Wyłączając problemy związane z pandemią, trzeba przyznać, że w Polsce nie jest źle. Możliwe wręcz, że rację ma dr Marcin Piątkowski z Banku Światowego, gdy twierdzi, że nasz kraj przeżywa właśnie swój złoty wiek. Rzut oka na statystyki PKB per capita z ostatnich lat daje nawet nadzieję, że przed 2030 r. pod względem standardu życia wyprzedzimy Japonię. Ale, ale, ale.
Może być zupełnie inaczej. Postęp materialny nie został przecież dany raz na zawsze, nie jest dziejową koniecznością. Jedynym prawem historii jest to, że prawa historii nie istnieją. Krainy, które płyną dzisiaj mlekiem i miodem, nie są wcale "skazane na sukces”. Jutro, zrujnowane i biedne, mogą spływać krwią.
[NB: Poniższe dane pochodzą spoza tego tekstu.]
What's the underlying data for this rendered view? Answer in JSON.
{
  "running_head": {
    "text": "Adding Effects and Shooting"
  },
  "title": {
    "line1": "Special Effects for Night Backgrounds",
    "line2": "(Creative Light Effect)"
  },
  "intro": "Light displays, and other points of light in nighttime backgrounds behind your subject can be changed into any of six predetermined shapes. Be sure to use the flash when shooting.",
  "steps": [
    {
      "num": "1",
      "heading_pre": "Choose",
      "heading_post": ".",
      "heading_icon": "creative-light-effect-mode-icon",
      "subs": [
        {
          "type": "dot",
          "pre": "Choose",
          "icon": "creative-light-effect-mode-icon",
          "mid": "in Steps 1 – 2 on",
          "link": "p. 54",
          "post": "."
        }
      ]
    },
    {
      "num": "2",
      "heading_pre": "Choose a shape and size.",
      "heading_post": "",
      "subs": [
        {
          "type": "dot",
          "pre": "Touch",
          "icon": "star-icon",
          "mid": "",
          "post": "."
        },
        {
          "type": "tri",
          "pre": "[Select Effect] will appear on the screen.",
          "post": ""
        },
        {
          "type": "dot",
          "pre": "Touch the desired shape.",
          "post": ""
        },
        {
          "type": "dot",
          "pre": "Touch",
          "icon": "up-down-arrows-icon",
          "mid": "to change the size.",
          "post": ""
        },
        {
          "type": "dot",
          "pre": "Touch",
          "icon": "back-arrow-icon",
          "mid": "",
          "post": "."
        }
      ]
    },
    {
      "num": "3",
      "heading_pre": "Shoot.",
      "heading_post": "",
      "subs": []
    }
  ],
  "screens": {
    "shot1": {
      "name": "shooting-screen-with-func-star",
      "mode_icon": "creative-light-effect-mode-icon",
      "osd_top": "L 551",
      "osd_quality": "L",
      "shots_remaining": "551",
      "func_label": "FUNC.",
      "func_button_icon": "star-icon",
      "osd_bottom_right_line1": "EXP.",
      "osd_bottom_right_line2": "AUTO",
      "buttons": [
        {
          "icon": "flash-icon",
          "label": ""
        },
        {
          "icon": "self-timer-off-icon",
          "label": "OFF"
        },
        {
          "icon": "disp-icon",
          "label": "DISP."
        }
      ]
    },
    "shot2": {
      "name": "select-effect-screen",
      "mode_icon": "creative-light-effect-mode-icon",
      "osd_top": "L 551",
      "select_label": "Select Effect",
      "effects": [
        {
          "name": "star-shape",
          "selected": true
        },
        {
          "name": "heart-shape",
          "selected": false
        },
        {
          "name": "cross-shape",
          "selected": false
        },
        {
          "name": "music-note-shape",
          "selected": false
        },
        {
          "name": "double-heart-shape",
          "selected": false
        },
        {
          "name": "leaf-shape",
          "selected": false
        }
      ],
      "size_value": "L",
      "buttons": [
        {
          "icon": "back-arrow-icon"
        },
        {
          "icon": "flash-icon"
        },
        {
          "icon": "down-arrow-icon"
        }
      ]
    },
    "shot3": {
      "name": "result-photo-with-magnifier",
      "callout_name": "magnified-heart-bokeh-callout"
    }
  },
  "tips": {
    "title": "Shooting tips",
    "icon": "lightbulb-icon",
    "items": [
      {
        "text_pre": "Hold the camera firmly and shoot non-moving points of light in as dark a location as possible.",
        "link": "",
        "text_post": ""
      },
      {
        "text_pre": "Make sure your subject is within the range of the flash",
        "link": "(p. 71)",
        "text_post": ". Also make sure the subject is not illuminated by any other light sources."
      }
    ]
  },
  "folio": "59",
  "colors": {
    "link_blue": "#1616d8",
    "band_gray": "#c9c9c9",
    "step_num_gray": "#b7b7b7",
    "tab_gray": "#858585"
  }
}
Taki los spotkał w XX w. niejedno państwo, a może – choć trudno w to uwierzyć – dotknąć także Polskę. Zbyt wiele rzeczy bierzemy za pewnik, również rozwój gospodarczy. Niesłusznie. Choć świat bogaci się od porzucenia feudalizmu, to, dlaczego tak się dzieje, pozostaje nie do końca wyjaśnioną zagadką. Może to czysty przypadek, statystyczna osobliwość? Cóż, "badania nad naturą i przyczynami bogactwa narodów” – cytując tytuł opus magnum Adama Smitha – wciąż trwają. Ale trwają też badania nad przyczynami biedy narodów: tych, które były zamożne, a zubożały. Spójrzmy na nie jak na opowieści ku przestrodze. Jeśli uczyć się na błędach, to na cudzych.